Key point: contribution to the DNA content of the zygote (which determines congenital disorders) does not matter as much as contribution of reproductive tissue. So what about this person:
  • a person who gives his or her own DNA-containing mitochondria for transplant into to a woman's egg before the woman's egg is used in IVF?
This person is donating cellular parts, not gametes (let alone years of time). I argue that this person belongs on a list of people who donate parts. A list like this:
  • a person who gives his or her own undifferentiated white blood cells to a hematology/oncology patient (bone marrow donor)
  • a person who gives his or her own red blood cells, platelets, or plasma to another person (blood donor)
  • a person who posthumously gives his or her own ocular tissue to another person (cornea donor)
  • a person who, living or posthumously, gives part of his or her own body to another person (organ donor)
In short, the person who gives their mitochondria for transfer is not violating human dignity.
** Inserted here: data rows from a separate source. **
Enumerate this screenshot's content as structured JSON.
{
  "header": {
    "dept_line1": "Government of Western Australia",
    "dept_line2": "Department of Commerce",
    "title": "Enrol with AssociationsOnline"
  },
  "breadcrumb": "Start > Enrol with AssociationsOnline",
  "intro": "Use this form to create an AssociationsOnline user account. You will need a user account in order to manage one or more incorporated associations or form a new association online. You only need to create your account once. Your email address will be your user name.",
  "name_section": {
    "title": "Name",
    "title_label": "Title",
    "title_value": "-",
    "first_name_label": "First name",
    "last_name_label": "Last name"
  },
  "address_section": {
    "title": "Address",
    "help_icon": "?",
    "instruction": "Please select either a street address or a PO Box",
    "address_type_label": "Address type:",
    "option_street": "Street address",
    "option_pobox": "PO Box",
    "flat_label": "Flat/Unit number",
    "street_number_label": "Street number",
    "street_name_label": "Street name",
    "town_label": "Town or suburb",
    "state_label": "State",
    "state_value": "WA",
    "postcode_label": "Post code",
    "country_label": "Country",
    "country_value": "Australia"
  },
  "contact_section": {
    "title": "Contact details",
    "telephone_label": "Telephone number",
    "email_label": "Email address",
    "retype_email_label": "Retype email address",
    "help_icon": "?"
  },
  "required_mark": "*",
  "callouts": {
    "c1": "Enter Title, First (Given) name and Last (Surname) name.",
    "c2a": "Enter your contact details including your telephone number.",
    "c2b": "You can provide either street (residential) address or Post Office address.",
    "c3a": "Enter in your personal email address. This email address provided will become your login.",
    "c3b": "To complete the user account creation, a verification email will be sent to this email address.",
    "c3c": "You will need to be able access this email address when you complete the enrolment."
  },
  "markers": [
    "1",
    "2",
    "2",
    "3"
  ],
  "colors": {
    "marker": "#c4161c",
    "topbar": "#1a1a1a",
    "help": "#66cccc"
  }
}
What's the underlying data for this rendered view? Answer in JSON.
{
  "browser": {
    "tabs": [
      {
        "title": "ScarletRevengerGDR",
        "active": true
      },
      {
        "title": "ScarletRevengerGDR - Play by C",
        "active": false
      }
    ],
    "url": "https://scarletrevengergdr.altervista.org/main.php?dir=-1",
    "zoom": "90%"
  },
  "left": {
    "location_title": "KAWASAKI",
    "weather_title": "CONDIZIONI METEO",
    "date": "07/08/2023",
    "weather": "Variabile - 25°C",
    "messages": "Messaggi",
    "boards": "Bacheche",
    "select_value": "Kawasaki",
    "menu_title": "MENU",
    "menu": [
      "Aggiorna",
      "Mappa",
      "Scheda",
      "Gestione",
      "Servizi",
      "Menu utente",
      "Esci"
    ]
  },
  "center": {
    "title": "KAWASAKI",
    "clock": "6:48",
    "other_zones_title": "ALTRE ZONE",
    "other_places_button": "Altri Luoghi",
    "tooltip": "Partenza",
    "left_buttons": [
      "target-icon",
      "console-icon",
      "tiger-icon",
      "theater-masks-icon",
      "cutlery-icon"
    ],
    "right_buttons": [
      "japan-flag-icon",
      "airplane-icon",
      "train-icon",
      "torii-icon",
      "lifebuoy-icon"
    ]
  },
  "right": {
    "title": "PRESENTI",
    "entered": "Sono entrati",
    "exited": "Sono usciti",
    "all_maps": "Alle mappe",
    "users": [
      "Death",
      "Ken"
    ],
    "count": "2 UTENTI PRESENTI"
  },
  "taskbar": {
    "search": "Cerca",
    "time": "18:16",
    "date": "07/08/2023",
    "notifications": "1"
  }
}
He or she saves the life of children conceived with mitochondrial disease, but he or she is an organelle donor, not a parent. 

Ghost Heart (Decellularized)
Src: TED.
Replies to Objections

  1. But no other organ donation includes non-genomic DNA.
    False. Every donation that includes mitochondria includes non-genomic DNA. This is everything but decellularized organs, plasma, platelets, and stool.
  2. Okay, so no other organ donation includes only non-genomic DNA.
    True. But there are other organ donations that are exclusively for the purpose of transferring DNA and hoping to replace the recipient's phenotype with the donor's. The best example is bone marrow transplants.
  3. But mitochondrial transfer still requires IVF.
    Very, very true. Although I hold that mitochondrial transfer per se is morally licit, I cannot condone current methods of mitochondrial transfer which involve IVF.